Wednesday, July 28, 2010

More long lineages

We next go into another long lineage of descendants of the sons of Noah - Shem, Ham and Japheth.
But first, let me go back briefly to Genesis 9 and comment on a famous passage that has long served as the Biblical underpinnings for the death penalty.
After God blesses Noah, he announces that Noah and his descendants will have dominion over the earth and all the animals and plants therein. However, without explanation, he also throws in a caveat about not eating meat that still has lifeblood in it. Is this another test like the Tree of Knowledge in the Garden of Eden?
And then, almost as an afterthought, God throws in that he will also demand an accounting from any animals that take man's lifeblood. And then as an afterthought to an afterthought, he throws in that he will likewise punish any man who kills another man and then makes this pronouncement:
“Whoever sheds the blood of man,
by man shall his blood be shed;
for in the image of God
has God made man.”
So there you have it. Shed the blood of man and you will have your blood shed by man. Presumably then, the person who sheds your blood in payment for the first killing will be exempt from the rule, but that is not made clear. And we will see time and time again how this rule is not followed later on in the Bible.
Furthermore, I would argue that this rule is superseded by Christ in the New Testament when he stops a mob from killing a prostitute (a capital offense at the time) and later becomes a victim of a state-sponsored execution.
And speaking of not following rules, what about God’s announcement in Genesis 6:3 that he will no longer abide men living past the age of 120? Because shortly afterward we are told that Noah lived to be 950. Was he grandfathered in?
And while Noah’s children and immediate descendants don’t live as long as the immediate descendants of Adam, they don’t come anywhere close to kicking off at the 120 mark. Most live to be well into their 400s.
But we get two separate accountings of the descendants of Noah, first in Genesis 10 we get a full rundown of all the tribes and their links to the three sons, and then again in Genesis 11 with more detail we get the specific lineage that takes us from Shem to Abram. This becomes important later as we learn from the Sunday School song that “Father Abraham had many sons, many sons had Father Abraham.....”

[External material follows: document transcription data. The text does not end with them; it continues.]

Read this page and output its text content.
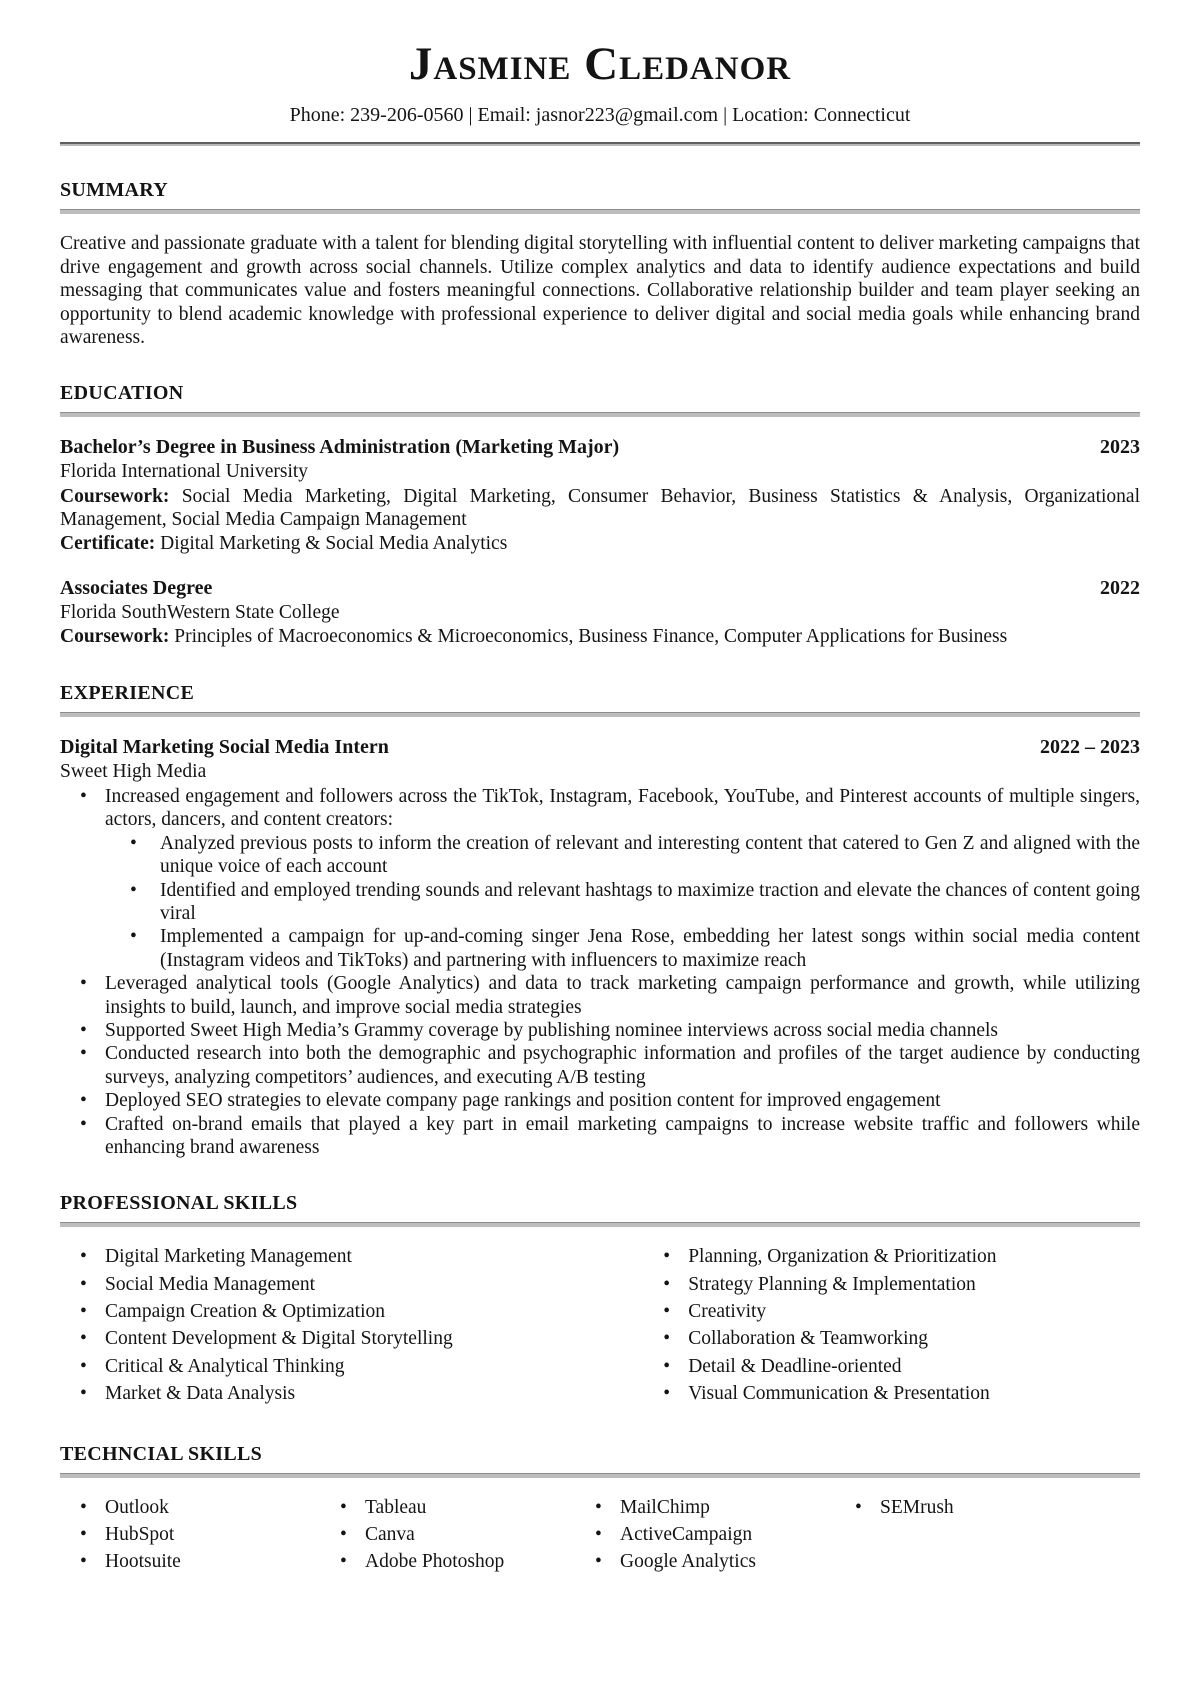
Jasmine Cledanor

Phone: 239-206-0560 | Email: jasnor223@gmail.com | Location: Connecticut

SUMMARY

Creative and passionate graduate with a talent for blending digital storytelling with influential content to deliver marketing campaigns that drive engagement and growth across social channels. Utilize complex analytics and data to identify audience expectations and build messaging that communicates value and fosters meaningful connections. Collaborative relationship builder and team player seeking an opportunity to blend academic knowledge with professional experience to deliver digital and social media goals while enhancing brand awareness.

EDUCATION
Bachelor’s Degree in Business Administration (Marketing Major)	2023

Florida International University

Coursework: Social Media Marketing, Digital Marketing, Consumer Behavior, Business Statistics & Analysis, Organizational Management, Social Media Campaign Management

Certificate: Digital Marketing & Social Media Analytics

Associates Degree	2022

Florida SouthWestern State College

Coursework: Principles of Macroeconomics & Microeconomics, Business Finance, Computer Applications for Business

EXPERIENCE
Digital Marketing Social Media Intern	2022 – 2023

Sweet High Media

• Increased engagement and followers across the TikTok, Instagram, Facebook, YouTube, and Pinterest accounts of multiple singers, actors, dancers, and content creators:
• Analyzed previous posts to inform the creation of relevant and interesting content that catered to Gen Z and aligned with the unique voice of each account
• Identified and employed trending sounds and relevant hashtags to maximize traction and elevate the chances of content going viral
• Implemented a campaign for up-and-coming singer Jena Rose, embedding her latest songs within social media content (Instagram videos and TikToks) and partnering with influencers to maximize reach
• Leveraged analytical tools (Google Analytics) and data to track marketing campaign performance and growth, while utilizing insights to build, launch, and improve social media strategies
• Supported Sweet High Media’s Grammy coverage by publishing nominee interviews across social media channels
• Conducted research into both the demographic and psychographic information and profiles of the target audience by conducting surveys, analyzing competitors’ audiences, and executing A/B testing
• Deployed SEO strategies to elevate company page rankings and position content for improved engagement
• Crafted on-brand emails that played a key part in email marketing campaigns to increase website traffic and followers while enhancing brand awareness
PROFESSIONAL SKILLS
• Digital Marketing Management
• Social Media Management
• Campaign Creation & Optimization
• Content Development & Digital Storytelling
• Critical & Analytical Thinking
• Market & Data Analysis
• Planning, Organization & Prioritization
• Strategy Planning & Implementation
• Creativity
• Collaboration & Teamworking
• Detail & Deadline-oriented
• Visual Communication & Presentation
TECHNCIAL SKILLS
• Outlook
• HubSpot
• Hootsuite
• Tableau
• Canva
• Adobe Photoshop
• MailChimp
• ActiveCampaign
• Google Analytics
• SEMrush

  1. Y'know, Mike, you seem to be reading the Word of God as a form of critical commentary, rather than for spiritual nourishment. You can certainly do that, but you sound almost like an unbeliever trying to expose inconsistency and contradiction in the Bible. Are you reacting against the overreach of fundamentalists? If so, that is understandable, but in reacting to them you seem to be missing out on what the Bible actually does have to say.

    You might consider an approach that is more along the lines of lectio divina, a method of "praying Sacred Scripture".

    Is there a leader of your study group? Are you following a developed lesson plan or is it just gathering and talking together?

  2. The class isn't starting the year-round Bible reading program until the end of summer. I'm just getting a head start.
    I don't want to come across as disrespectful and dismissive, although I'm not beyond lampooning certain things I think are silly. These are simply my observations as a modern-day Christian sitting down to read the Bible thoroughly for pretty much the first time.
    And, yes, I suppose I am reacting somewhat to the overreach of the fundamentalists, but I think theirs is a flawed perspective that needs to be called out and addressed.
    I welcome and appreciate your insights, Mark, as I make my way through the Good Book.